Yes - that is the point.

Think about the situation where either have a zero-vector or a non-zero vector.

## 1. What is an eigenvector and why is it important in computation?

An eigenvector is a vector that does not change direction when multiplied by a given matrix. It is important in computation because it helps in understanding the behavior of a linear transformation and can simplify complex calculations.

## 2. How do I compute eigenvectors?

To compute eigenvectors, you first need to find the eigenvalues of the matrix. Then, for each eigenvalue, you can find the corresponding eigenvector by solving a system of linear equations using the eigenvalue as a parameter.

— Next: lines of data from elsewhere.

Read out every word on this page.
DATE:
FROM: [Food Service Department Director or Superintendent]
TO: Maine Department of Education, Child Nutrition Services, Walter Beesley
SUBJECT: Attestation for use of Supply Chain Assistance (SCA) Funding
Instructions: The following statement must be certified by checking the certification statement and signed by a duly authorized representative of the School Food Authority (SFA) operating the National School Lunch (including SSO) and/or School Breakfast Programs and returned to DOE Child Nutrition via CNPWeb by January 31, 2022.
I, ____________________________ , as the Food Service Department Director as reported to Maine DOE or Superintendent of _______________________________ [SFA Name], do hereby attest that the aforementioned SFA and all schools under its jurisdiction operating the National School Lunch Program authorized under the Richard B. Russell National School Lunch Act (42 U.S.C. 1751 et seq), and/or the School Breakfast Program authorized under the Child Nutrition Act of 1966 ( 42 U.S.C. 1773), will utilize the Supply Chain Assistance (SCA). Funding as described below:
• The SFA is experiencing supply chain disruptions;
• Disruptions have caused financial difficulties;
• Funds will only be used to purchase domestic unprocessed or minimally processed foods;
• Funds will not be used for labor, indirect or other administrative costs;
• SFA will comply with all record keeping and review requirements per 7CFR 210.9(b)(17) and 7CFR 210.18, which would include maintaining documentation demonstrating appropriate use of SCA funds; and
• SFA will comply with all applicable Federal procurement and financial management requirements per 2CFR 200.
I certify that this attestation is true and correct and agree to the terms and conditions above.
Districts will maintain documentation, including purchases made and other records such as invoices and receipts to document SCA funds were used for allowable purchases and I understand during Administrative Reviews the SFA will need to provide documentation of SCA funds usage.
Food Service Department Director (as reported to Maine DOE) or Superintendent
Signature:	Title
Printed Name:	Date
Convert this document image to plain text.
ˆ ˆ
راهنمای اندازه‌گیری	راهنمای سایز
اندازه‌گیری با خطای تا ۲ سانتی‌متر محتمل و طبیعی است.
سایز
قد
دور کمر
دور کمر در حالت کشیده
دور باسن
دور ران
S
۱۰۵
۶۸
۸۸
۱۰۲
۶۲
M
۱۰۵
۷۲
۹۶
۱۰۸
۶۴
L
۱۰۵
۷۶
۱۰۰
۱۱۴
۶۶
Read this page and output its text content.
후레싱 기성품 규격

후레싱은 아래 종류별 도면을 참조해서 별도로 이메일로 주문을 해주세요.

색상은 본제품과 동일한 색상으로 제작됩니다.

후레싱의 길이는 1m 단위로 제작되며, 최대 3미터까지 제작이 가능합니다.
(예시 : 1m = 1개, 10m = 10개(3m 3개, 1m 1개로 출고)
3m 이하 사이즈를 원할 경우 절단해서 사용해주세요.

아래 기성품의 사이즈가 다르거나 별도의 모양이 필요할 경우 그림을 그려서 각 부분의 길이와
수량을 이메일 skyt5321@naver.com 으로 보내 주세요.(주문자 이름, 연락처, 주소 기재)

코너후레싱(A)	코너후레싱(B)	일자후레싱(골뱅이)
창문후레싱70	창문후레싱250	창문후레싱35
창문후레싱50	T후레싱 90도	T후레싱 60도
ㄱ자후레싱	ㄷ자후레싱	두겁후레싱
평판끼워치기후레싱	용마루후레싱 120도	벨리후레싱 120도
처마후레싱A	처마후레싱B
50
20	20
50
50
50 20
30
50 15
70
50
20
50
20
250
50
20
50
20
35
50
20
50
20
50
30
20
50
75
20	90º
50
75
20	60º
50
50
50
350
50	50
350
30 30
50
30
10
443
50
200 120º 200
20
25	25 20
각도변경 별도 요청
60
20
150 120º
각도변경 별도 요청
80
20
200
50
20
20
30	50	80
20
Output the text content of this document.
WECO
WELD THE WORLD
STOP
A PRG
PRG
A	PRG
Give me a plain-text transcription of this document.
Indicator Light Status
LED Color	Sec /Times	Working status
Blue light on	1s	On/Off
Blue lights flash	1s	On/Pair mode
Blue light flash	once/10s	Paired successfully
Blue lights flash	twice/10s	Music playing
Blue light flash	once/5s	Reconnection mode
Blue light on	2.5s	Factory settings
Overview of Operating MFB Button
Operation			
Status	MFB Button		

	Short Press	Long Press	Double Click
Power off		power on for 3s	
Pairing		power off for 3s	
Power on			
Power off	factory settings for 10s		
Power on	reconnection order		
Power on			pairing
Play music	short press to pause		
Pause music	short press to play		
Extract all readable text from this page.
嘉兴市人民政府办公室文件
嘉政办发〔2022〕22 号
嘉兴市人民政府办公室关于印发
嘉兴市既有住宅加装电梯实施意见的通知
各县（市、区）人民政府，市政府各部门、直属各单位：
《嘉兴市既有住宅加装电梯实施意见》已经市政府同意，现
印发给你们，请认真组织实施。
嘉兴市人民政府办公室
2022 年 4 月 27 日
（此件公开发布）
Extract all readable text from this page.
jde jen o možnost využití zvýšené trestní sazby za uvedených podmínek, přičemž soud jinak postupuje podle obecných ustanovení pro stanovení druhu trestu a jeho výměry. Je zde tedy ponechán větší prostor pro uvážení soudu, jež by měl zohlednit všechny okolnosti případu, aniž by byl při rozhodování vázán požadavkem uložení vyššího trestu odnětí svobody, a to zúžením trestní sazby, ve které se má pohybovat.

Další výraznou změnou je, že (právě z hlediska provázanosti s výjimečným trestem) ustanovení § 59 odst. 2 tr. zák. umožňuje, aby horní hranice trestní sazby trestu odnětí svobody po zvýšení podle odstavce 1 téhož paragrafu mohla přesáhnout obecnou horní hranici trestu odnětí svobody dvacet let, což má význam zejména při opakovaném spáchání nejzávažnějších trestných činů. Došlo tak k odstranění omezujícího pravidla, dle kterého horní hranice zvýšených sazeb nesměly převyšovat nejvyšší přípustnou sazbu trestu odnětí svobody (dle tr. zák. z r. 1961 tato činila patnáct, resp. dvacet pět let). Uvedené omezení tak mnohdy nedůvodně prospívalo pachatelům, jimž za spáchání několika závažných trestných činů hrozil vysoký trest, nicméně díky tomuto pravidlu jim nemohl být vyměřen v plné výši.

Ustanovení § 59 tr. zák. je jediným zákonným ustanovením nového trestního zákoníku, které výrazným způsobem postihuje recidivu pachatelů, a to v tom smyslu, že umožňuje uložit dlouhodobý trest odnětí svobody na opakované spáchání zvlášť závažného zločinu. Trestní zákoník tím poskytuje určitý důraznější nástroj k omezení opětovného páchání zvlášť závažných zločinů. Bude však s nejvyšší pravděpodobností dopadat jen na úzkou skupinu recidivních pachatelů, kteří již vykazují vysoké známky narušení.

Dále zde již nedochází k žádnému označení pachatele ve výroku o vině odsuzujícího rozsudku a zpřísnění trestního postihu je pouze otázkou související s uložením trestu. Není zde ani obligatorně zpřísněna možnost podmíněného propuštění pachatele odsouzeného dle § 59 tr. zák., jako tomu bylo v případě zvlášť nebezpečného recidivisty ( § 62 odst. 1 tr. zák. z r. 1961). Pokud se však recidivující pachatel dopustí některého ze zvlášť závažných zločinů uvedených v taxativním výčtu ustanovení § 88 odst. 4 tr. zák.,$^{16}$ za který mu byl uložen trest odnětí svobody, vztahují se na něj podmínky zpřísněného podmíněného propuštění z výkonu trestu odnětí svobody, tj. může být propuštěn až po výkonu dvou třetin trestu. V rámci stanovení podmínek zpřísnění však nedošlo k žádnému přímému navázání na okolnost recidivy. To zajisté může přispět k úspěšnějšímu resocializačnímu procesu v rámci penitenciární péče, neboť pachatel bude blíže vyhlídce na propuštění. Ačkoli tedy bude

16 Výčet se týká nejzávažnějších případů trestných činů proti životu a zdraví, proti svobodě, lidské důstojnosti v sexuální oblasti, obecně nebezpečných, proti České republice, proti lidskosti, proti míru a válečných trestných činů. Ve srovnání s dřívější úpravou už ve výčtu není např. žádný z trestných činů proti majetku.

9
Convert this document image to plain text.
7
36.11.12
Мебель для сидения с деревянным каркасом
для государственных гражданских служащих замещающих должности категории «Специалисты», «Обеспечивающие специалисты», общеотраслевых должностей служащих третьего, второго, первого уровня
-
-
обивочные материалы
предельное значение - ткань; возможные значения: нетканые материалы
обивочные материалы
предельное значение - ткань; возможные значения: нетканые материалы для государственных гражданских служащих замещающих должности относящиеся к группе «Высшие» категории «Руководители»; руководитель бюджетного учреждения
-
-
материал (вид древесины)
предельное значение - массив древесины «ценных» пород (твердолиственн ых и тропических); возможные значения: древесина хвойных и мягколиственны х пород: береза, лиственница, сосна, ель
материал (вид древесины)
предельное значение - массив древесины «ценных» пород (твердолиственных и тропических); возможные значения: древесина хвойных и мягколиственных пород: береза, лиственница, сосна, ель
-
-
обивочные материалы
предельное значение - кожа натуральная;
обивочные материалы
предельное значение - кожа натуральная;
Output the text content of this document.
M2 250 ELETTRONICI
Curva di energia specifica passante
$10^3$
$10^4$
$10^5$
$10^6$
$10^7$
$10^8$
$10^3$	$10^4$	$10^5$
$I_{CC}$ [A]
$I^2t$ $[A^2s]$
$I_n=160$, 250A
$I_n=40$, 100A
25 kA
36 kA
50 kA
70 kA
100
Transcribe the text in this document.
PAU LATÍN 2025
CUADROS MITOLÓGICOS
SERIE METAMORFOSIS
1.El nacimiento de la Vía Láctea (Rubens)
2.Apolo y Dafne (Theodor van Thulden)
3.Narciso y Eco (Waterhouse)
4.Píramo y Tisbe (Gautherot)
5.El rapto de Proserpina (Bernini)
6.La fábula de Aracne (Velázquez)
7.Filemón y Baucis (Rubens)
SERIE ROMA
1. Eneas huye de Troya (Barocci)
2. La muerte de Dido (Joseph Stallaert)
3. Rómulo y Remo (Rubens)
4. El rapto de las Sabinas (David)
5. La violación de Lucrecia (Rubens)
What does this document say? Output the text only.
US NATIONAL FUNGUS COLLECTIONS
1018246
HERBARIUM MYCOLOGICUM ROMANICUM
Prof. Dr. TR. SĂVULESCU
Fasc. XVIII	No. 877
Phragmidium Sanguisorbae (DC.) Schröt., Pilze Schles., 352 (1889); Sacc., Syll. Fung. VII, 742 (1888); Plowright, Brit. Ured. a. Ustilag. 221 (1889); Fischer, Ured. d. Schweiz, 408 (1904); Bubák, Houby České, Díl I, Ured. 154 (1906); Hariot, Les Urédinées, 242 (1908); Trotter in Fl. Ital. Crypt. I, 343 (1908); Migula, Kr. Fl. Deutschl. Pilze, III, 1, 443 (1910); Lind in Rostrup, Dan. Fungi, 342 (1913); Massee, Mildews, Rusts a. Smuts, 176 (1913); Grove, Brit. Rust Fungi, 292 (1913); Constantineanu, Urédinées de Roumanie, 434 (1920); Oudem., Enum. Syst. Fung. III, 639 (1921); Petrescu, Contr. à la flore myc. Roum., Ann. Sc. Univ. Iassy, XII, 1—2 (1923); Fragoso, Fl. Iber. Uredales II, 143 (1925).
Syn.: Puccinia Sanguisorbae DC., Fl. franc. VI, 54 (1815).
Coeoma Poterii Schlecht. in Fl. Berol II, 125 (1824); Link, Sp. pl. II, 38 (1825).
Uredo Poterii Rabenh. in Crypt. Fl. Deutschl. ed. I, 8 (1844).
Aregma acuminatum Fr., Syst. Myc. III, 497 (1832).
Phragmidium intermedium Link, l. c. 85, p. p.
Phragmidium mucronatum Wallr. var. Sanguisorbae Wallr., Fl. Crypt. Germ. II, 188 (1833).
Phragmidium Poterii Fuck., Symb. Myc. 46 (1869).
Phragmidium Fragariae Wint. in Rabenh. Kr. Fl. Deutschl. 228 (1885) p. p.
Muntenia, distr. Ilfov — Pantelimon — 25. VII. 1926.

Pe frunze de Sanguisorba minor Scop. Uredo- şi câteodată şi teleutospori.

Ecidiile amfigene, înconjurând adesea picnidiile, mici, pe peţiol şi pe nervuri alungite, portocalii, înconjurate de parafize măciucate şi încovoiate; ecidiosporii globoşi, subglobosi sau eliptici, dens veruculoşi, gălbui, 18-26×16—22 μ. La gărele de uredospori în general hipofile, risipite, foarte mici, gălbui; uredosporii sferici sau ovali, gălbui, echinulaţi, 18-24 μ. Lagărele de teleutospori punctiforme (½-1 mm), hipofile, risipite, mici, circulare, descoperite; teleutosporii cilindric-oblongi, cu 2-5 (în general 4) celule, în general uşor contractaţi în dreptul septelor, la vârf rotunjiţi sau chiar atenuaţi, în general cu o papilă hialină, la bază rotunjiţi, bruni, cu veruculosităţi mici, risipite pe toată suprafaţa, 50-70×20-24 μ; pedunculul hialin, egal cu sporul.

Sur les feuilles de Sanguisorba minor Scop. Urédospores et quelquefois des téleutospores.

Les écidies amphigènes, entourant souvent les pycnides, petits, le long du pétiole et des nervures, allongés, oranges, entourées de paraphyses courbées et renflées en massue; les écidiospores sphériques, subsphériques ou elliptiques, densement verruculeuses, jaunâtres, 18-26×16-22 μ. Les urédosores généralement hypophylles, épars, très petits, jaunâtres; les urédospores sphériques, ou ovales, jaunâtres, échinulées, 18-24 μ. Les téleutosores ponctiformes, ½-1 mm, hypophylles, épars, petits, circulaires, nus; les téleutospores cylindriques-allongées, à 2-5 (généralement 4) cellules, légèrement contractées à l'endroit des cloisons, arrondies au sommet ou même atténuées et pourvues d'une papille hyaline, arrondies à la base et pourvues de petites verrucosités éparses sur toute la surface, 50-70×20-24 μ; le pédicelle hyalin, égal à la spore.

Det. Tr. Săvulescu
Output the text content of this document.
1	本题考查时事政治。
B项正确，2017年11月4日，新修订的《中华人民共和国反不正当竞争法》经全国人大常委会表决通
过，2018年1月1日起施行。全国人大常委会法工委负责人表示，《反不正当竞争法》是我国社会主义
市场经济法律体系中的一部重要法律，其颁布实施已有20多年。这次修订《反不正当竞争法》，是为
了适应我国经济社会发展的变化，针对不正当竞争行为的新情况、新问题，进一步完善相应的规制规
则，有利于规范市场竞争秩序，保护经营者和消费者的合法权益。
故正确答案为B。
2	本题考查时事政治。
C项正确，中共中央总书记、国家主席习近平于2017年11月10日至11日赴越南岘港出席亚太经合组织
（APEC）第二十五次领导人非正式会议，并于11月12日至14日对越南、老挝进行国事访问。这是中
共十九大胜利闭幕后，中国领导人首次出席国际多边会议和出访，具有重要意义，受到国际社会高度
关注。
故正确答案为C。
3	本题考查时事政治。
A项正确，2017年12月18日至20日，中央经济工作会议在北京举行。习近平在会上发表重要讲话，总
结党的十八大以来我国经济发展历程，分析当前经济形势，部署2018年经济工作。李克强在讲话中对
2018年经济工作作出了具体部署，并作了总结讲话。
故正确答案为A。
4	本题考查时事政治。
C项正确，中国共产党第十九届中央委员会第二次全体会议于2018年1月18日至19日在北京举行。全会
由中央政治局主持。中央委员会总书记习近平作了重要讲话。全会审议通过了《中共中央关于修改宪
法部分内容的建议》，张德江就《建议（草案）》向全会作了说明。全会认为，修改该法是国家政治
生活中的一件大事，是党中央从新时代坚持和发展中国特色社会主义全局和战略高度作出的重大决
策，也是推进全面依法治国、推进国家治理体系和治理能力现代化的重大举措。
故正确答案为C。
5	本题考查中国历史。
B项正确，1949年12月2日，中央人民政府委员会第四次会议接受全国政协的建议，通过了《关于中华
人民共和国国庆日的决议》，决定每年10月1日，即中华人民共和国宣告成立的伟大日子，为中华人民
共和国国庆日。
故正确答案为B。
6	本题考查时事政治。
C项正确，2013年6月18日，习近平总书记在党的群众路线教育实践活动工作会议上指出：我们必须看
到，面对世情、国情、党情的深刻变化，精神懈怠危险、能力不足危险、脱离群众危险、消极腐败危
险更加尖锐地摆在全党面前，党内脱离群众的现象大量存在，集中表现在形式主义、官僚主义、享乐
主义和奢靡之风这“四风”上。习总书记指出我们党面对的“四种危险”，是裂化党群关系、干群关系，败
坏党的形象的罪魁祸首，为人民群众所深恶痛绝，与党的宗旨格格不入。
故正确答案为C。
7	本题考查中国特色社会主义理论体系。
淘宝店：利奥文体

## 3. Can eigenvectors be complex numbers?

Yes, eigenvectors can be complex numbers. In fact, complex eigenvectors are often used in quantum mechanics and other fields of physics.

## 4. What is the significance of the magnitude and direction of an eigenvector?

The magnitude of an eigenvector represents the scale factor by which the vector is scaled when multiplied by the corresponding eigenvalue. The direction of an eigenvector represents the direction in which the vector does not change when multiplied by the matrix.

## 5. Are there any real-world applications of eigenvectors?

Yes, eigenvectors have numerous real-world applications, including image and signal processing, finance, and data analysis. They are also used in machine learning algorithms, such as principal component analysis.